Had the pleasure of chatting with Talk Radio 702's Stephen Grootes about the Jackie Selebi affair this morning. What struck me as I was getting my thoughts together on the topic of 'What's the impact of this on the morale in the police force?', was the awesome and messy complexity of the situation.
If even a bad script-writer had conceived a plot in which the State President, his National Commissioner of Police, his Directorate of Prosecutions (the NPA), the special investigative unit (Scorpions), high-profile criminals (Glen Agliotti), political parties, the former head of security at then Jo'burg International Airport, were all involved in some or other way, there might still be a vestige of order to it. What we have is a tangled spider-web of incomprehensible complexity. The Times sums it up quite neatly.
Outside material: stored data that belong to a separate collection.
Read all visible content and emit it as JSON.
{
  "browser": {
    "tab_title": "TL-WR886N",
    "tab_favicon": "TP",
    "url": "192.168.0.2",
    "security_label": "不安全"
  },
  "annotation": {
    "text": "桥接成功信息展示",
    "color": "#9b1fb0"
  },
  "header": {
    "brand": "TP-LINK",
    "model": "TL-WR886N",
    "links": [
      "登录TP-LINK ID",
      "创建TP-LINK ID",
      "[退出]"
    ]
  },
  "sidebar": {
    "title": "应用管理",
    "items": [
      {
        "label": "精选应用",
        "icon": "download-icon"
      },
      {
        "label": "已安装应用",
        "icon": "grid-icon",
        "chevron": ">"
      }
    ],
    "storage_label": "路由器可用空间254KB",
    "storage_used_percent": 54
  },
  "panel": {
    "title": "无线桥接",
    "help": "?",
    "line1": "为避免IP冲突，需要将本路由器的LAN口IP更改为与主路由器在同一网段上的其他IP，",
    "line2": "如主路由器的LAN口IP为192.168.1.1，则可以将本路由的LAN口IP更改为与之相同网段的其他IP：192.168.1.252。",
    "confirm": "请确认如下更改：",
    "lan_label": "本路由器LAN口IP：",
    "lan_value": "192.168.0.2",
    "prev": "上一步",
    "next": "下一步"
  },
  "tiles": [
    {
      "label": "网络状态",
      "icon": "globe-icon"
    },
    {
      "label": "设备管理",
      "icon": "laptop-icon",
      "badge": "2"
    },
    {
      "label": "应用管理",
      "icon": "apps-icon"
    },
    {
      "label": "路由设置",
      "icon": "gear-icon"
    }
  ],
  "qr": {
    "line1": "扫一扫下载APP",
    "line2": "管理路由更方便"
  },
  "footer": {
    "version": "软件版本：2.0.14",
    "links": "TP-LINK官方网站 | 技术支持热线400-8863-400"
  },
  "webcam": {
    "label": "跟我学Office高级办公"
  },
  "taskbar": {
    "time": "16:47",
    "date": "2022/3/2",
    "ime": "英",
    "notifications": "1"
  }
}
The news media deal with this uniquely South African debacle on a daily basis, so they're reasonably 'on top' of it. For the average citizen, it must seem like Hollywood on hallucinogenics.
Rumours proliferate in a climate of poor communication. That's why the rumour mill in SA is running faster and harder than it's done since the Broederbonders were running the country from behind the Prime Ministerial throne.
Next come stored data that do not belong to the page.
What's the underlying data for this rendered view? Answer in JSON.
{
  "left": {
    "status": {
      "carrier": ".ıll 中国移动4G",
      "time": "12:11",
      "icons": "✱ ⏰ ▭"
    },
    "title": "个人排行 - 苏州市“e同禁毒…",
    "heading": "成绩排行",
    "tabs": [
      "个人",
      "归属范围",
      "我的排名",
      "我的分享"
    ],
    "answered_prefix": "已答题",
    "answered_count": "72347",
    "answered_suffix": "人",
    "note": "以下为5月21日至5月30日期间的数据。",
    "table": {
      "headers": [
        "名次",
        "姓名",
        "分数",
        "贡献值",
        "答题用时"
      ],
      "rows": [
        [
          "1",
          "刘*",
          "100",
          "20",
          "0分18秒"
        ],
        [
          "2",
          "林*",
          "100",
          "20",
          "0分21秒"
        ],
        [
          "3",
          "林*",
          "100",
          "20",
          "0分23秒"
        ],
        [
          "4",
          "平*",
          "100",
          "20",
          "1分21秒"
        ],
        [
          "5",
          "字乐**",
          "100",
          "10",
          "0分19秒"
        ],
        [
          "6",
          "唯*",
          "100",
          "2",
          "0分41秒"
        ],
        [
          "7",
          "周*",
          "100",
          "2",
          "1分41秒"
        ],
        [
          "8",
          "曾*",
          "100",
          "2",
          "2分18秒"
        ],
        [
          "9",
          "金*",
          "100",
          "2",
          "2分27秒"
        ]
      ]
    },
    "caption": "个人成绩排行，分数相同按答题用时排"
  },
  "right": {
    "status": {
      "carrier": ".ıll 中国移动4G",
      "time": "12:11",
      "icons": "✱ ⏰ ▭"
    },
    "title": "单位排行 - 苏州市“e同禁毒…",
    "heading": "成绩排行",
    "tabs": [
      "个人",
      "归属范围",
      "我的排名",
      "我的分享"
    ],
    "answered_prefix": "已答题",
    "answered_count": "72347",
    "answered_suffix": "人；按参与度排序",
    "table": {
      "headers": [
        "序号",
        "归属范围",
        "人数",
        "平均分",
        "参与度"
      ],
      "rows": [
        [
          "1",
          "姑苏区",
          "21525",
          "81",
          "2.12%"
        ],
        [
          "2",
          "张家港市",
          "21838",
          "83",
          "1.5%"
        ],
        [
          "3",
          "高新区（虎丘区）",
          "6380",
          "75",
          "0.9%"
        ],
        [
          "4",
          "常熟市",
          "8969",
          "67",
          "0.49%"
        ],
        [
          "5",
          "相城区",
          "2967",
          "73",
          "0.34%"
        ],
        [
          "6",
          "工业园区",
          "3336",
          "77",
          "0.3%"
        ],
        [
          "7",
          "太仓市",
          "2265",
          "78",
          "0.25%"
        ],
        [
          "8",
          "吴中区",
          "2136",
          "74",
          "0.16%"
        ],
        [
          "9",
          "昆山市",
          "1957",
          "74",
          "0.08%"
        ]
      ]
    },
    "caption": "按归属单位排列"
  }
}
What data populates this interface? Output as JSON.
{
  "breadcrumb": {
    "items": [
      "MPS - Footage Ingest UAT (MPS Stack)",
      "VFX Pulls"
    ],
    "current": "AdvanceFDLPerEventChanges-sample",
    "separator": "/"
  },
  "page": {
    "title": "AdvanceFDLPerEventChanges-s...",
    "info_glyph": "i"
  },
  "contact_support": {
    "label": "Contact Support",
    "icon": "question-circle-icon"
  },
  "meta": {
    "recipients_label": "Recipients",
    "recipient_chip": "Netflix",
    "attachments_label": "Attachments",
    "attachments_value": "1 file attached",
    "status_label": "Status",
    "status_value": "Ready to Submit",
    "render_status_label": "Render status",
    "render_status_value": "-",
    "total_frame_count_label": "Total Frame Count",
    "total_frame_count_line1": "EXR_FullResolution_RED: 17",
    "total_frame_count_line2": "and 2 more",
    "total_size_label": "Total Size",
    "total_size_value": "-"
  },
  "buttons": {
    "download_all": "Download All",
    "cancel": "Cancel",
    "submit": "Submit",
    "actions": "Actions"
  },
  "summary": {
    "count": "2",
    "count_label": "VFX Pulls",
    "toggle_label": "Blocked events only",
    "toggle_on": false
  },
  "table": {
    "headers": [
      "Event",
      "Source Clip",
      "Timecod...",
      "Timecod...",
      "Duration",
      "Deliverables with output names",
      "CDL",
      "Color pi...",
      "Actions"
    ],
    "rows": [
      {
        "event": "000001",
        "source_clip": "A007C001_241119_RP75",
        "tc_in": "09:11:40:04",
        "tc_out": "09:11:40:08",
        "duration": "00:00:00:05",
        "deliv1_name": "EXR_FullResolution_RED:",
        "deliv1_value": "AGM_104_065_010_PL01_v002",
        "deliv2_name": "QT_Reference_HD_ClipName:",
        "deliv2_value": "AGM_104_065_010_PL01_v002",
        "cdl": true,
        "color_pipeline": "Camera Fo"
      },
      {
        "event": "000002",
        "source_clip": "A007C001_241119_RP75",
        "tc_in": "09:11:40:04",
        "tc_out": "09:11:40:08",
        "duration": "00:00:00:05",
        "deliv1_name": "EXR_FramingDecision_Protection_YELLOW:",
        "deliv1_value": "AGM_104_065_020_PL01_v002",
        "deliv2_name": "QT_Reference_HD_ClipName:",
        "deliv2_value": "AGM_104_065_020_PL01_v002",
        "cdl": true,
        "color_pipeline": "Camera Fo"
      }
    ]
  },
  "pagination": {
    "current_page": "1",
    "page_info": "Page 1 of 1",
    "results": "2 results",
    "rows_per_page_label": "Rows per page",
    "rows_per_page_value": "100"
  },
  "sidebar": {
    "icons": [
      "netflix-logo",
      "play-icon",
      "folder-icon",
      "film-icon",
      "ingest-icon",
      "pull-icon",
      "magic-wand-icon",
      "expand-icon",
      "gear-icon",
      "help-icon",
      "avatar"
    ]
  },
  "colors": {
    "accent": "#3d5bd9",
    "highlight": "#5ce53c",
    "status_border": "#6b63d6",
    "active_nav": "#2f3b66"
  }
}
What we're seeing here is conflict and internecine warfare. Favouritism, protectionism, cronyism. Jostling for power, status and position. Operating in personal and not national interests. Spying on each other. Allegations and counter-allegations. Accusations of partiality. And big-time butt-covering.
This all leads to uncertainty, confusion, fear, mistrust and loss of faith in the remnants of leadership and inevitably, serious reputational damage to South Africa.
If any further evidence were needed that nobody's 'in charge' of South Africa, look no further than your daily newspaper. First we had a president making like the emperor with no clothes. Now we have an invisible one!
When TIME magazine devotes virtually an entire issue [read] to Vladimir Putin, who was nominated at their person of the year, it wasn't without reason. Putin speaks of 'sovereign democracy'. Meaning democracy Russian-style. Order over freedom. Conventional western democracy simply doesn't work in certain parts of the world. I'm convinced Africa is one of those parts. It's a great debate topic.
When I spoke at an African continental insurance function of over a thousand people in the Cape Town International Convention Centre a few years ago, I was fascinated, and appalled, to discover that the majority of the [largely black] audience believed that a leader should be, inter alia:
- Tough
- Paternalistic
- Willing and able to 'punish' wayward followers
- Authoritarian (NOT authoritative)
Given these attributes, any wonder why democracy as the academics and pundits would define it, simply doesn't wash in our southern neck of the woods? We have this incredible hybrid of a nanny-state interfering in the minutiae of our daily lives, but the broad brush-strokes on the canvas are blurred and the co-ordination's a total mess.